那她以後還要不要做人了……某人似乎忘了是他的王妃。
“不陪本王了嗎?王妃不覺得今晚花好月圈的,而且又是在如此偏僻的地方,是不是應該發生點什麼呢?”夏候煜攔住她的去向,一臉魅笑地看著她。

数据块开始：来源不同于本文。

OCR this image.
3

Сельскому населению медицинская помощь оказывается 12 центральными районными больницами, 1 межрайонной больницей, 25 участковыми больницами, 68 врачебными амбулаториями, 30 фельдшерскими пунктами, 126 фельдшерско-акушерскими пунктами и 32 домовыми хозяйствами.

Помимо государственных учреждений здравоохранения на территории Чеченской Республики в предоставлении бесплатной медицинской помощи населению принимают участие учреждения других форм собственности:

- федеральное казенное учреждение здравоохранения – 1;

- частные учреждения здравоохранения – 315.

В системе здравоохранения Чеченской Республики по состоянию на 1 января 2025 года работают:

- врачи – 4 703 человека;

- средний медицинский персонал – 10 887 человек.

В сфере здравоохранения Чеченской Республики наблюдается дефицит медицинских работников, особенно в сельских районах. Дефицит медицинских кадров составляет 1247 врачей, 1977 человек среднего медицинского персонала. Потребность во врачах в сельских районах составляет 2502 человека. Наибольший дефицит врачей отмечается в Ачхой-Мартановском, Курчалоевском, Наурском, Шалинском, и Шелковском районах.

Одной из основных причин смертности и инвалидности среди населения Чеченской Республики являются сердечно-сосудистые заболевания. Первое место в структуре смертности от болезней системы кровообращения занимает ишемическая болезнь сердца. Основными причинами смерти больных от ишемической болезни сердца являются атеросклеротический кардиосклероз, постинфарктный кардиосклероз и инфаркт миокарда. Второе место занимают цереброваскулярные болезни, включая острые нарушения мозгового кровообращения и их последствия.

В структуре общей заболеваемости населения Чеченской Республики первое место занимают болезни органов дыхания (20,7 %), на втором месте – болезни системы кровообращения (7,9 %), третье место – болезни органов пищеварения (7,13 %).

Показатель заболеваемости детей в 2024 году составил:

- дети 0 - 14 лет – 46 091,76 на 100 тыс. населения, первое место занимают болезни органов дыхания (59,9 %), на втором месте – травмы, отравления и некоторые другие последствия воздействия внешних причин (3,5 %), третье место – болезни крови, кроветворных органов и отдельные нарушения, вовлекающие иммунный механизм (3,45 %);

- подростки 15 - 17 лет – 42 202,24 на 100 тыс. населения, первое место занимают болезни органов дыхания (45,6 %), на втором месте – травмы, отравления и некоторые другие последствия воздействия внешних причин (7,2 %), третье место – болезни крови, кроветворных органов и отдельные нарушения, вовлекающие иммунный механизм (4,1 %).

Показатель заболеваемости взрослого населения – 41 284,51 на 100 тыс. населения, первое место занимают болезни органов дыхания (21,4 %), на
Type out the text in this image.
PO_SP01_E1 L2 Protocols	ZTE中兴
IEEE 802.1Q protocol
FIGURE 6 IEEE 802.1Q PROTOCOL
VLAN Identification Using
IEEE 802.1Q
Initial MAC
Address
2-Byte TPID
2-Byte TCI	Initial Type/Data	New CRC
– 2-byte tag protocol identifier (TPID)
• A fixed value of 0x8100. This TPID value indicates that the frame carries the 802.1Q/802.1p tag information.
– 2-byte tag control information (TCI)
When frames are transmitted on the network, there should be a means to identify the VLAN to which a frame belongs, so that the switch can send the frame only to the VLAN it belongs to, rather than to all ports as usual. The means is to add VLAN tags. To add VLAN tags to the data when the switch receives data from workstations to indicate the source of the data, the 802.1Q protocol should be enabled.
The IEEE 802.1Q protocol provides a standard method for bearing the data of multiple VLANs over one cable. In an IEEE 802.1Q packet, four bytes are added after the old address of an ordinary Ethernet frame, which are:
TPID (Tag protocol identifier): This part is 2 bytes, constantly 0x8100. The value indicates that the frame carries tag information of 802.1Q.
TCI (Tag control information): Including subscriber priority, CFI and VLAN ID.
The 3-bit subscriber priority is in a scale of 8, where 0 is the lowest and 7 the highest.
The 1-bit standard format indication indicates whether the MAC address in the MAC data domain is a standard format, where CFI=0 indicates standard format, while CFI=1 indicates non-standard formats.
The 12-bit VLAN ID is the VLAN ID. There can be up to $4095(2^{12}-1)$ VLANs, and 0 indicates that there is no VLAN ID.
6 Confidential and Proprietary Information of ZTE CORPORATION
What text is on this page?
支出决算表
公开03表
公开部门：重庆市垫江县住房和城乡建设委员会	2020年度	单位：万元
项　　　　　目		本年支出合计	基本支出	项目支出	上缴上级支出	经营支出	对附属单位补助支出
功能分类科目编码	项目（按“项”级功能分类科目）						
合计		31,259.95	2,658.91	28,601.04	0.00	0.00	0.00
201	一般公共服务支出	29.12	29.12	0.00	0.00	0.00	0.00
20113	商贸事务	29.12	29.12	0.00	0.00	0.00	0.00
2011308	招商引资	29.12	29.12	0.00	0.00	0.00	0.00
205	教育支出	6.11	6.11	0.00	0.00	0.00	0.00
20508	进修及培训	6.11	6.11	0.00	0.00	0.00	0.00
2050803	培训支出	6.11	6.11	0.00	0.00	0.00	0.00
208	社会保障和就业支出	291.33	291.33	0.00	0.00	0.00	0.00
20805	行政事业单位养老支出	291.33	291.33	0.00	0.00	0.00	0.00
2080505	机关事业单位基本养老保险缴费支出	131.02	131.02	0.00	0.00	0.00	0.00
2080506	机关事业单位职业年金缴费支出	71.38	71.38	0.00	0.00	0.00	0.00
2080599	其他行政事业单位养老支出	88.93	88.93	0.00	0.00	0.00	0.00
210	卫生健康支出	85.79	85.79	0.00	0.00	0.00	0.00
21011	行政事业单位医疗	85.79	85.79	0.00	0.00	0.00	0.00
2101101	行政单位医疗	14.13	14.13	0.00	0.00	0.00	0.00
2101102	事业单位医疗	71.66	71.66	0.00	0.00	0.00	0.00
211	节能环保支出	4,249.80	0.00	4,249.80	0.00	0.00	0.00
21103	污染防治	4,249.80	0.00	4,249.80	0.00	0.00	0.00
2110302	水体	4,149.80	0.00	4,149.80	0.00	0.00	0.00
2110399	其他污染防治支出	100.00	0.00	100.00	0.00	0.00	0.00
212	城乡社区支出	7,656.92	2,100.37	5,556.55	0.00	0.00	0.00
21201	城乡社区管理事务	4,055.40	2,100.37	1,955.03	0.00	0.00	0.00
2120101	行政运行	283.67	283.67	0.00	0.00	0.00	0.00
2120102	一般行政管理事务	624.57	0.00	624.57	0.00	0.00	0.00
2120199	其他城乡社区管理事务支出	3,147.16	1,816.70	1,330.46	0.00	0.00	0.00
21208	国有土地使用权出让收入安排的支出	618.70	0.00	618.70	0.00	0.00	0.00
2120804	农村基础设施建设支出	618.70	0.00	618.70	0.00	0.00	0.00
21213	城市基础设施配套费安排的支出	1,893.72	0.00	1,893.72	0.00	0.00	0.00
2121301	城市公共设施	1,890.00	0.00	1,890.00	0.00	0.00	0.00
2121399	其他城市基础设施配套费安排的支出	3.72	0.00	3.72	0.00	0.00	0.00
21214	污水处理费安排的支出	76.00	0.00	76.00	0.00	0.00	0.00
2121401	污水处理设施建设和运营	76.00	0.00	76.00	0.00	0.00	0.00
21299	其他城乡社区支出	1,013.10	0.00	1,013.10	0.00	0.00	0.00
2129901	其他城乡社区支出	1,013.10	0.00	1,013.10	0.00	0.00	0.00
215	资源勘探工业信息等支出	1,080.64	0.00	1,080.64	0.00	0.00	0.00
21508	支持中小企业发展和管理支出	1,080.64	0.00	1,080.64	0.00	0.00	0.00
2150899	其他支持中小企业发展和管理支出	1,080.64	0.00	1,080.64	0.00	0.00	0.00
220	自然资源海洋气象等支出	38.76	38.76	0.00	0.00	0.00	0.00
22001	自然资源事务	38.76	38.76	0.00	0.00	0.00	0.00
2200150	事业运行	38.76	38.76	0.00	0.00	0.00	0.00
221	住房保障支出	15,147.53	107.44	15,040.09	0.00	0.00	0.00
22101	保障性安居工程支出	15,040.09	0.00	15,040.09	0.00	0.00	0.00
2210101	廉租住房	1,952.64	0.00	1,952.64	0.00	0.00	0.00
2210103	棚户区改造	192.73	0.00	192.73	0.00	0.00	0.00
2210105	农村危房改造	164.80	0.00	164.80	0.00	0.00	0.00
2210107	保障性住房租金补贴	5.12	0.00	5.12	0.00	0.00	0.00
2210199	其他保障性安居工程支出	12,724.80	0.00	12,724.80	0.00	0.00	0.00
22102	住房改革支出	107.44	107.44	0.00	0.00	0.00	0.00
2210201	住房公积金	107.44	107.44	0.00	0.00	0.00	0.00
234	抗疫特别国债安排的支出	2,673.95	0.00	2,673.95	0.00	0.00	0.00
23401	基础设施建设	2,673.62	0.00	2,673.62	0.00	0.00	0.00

“嗬嗬,不覺得……就這樣。”嘴角向上扯了扯,對這個攔路的人不是太有好感。
她頭痛!
胃都攪著了。
就算他是把自己整個送給她,她都不想與他發生點什麼。
“你這樣,本王會以為是王妃的故拒欲還啊。”夏候煜仍是把路攔著,絲毫不讓。
“嗬嗬,那池裏的水還溫著,慢用,嗬,借過,就這樣。”皮笑肉不笑,看來也就是她言墜兒現在這個道行了吧。
她差點就想這樣氣暈算了,隻是還是那個字……忍。
但是,是可忍,孰不可忍。算了,她言墜兒今晚倒黴。
頭痛啊!
“不一起嗎?”
“不用。”
“可是本王覺得王妃還是應該陪本王一起。”
“不想。”
他這人還有完沒完,
他什麼時候變得這麼哆嗦了,
白天跟夜晚簡直都成了兩個人了,
不知道的人還以為他們根本就是兩個人呢,
可偏偏為什麼就是一個人?
鬱悶!
“汪汪,汪汪。”
等等著,這是什麼東西的叫聲。
言墜兒一下停下耳朵來聽,連汗毛都豎了起來,不確定地再用心去聽,並不時四下掃視著,想確認聲音是從哪裏發出來的。
渾身像繃緊的帶,不敢鬆馳。
這聲音,像什麼,就像……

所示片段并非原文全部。